Gentle reminder: DocketMath helps you model outcomes; it doesn’t substitute for professional tax or legal advice.

6) Review the output sections before exporting

After you submit inputs, DocketMath should return computed results. Common output sections include:

  • Payment schedule (dates + amounts)
  • Total periodic payments (sum of installments)
  • Present value / discounted value (based on your discount/yield inputs)
  • Lump-sum equivalence (if supported)
  • Summary totals (overall numbers you can sanity-check)

Do quick consistency checks:

  • The sum of the scheduled payments should align with your total settlement amount (or align after accounting for any fees, if the tool includes fee fields).
  • The first payment date should match what you intended. This is one of the most frequent causes of “it doesn’t look right” results.

7) Use the scenario workflow to compare structures

A strong way to use DocketMath is to run multiple iterations and compare outputs side-by-side.

Create 2–4 scenarios, for example:

  • Scenario A: baseline discount rate + baseline payment frequency
  • Scenario B: discount rate +0.5%
  • Scenario C: first payment delayed by 6 months (timing change)
  • Scenario D: different payment frequency (e.g., annual vs monthly) if your agreement allows it

Then compare:

  • Present value changes
  • Payment schedule differences (dates and installment amounts)
  • Total payout differences (only if the tool models any fees/offsets you entered)

8) Save, export, and document your assumptions

If DocketMath provides features like:

  • share link,
  • export (PDF/CSV),
  • or an “assumption summary,”

use them. Structured settlement calculations are often reviewed by people who need to understand the assumptions at a glance, so documenting your inputs reduces confusion later.

Common pitfalls

Structured settlements are highly input-driven. These are the most common mistakes that distort results in DocketMath runs for Virginia (US-VA):

  • Jurisdiction can affect the calculator’s internal checks, wording, or rule logic.
  • If your agreement is quarterly but you input monthly, the schedule and present value can change significantly.
  • “Off-by-one-month” errors happen when date fields are interpreted as “on a date” versus “after an interval.”
  • When comparing structures, keep the discount rate the same within the scenarios you mean to be comparable.
  • Some outputs represent total scheduled payments, while others represent discounted value (funding requirement). Compare like with like.
  • If your agreement includes administration/annuity charges, enter them only if DocketMath provides a matching field.
  • Always cross-check: the sum of the schedule should reconcile with expected totals (accounting for rounding rules).

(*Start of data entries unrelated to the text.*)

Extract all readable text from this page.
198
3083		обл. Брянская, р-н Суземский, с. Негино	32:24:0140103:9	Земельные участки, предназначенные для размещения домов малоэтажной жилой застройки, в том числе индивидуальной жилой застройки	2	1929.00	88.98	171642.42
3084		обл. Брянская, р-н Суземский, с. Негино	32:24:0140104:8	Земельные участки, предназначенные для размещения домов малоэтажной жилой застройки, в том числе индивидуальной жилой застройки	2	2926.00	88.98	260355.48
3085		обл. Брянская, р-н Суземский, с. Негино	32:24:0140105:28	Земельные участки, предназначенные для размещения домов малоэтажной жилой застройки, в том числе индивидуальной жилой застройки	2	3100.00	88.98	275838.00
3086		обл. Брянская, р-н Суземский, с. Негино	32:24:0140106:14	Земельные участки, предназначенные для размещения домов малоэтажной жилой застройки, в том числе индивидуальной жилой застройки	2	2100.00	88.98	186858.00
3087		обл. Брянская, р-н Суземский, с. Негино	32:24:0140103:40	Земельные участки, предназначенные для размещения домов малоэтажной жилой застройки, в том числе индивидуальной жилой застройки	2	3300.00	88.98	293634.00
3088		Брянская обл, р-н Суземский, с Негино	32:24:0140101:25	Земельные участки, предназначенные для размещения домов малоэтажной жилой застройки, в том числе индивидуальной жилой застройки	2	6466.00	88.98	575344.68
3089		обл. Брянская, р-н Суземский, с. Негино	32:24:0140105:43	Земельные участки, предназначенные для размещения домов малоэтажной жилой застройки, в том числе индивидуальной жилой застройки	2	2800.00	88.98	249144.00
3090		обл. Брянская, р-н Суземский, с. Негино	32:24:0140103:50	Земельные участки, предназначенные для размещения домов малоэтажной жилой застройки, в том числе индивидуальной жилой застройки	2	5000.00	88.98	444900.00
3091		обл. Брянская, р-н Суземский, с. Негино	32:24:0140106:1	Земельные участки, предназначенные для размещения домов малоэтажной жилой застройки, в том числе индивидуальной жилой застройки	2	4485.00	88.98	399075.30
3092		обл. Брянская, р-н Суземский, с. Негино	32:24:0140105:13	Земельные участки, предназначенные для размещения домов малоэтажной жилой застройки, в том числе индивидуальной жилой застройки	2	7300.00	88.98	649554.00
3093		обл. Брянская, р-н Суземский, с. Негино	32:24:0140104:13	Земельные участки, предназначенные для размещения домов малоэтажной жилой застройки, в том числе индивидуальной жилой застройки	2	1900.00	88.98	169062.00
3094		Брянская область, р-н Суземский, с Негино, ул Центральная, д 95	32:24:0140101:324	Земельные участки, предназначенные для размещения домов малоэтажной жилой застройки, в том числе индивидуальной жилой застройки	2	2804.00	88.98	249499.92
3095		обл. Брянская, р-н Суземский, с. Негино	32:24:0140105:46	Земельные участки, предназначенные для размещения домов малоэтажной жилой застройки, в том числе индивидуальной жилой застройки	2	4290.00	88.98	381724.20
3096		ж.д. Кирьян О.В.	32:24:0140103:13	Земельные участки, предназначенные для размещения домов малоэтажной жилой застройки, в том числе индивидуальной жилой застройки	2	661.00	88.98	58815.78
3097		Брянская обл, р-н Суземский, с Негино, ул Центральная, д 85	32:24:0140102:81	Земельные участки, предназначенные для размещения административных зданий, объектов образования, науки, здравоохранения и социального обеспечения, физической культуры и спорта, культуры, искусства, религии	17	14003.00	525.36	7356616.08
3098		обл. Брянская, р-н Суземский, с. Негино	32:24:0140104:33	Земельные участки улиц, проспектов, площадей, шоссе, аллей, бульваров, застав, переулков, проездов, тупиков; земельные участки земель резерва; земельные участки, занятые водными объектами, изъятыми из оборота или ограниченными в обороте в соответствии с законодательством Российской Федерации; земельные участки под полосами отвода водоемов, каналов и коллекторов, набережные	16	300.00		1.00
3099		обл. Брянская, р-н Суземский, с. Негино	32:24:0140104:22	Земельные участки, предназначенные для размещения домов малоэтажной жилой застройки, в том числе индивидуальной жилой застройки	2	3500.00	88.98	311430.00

Warning: A structured settlement schedule is not just a list of numbers—it encodes timing, frequency, and discounting. Small input errors (especially first-payment date and discount rate) can create large present-value mismatches.

Try it

  1. Open the DocketMath Structured Settlement calculator:
    • /tools/structured-settlement
  2. Set Jurisdiction = US-VA (Virginia).
  3. Enter:
    • Total settlement amount
    • First payment date (or the first-payment delay, depending on the UI)
    • Payment frequency and the payment amount pattern
    • Discount rate / yield assumption (if prompted)
  4. Click Calculate and review:
    • Payment schedule
    • Present value / discounted total
    • Summary totals
  5. Run a quick two-scenario comparison:
    • Scenario 1: baseline discount rate
    • Scenario 2: discount rate +0.5%
  6. Sanity-check the outputs:
    • Present value should move when the discount rate changes.
    • The payment schedule should move only when timing/frequency inputs change.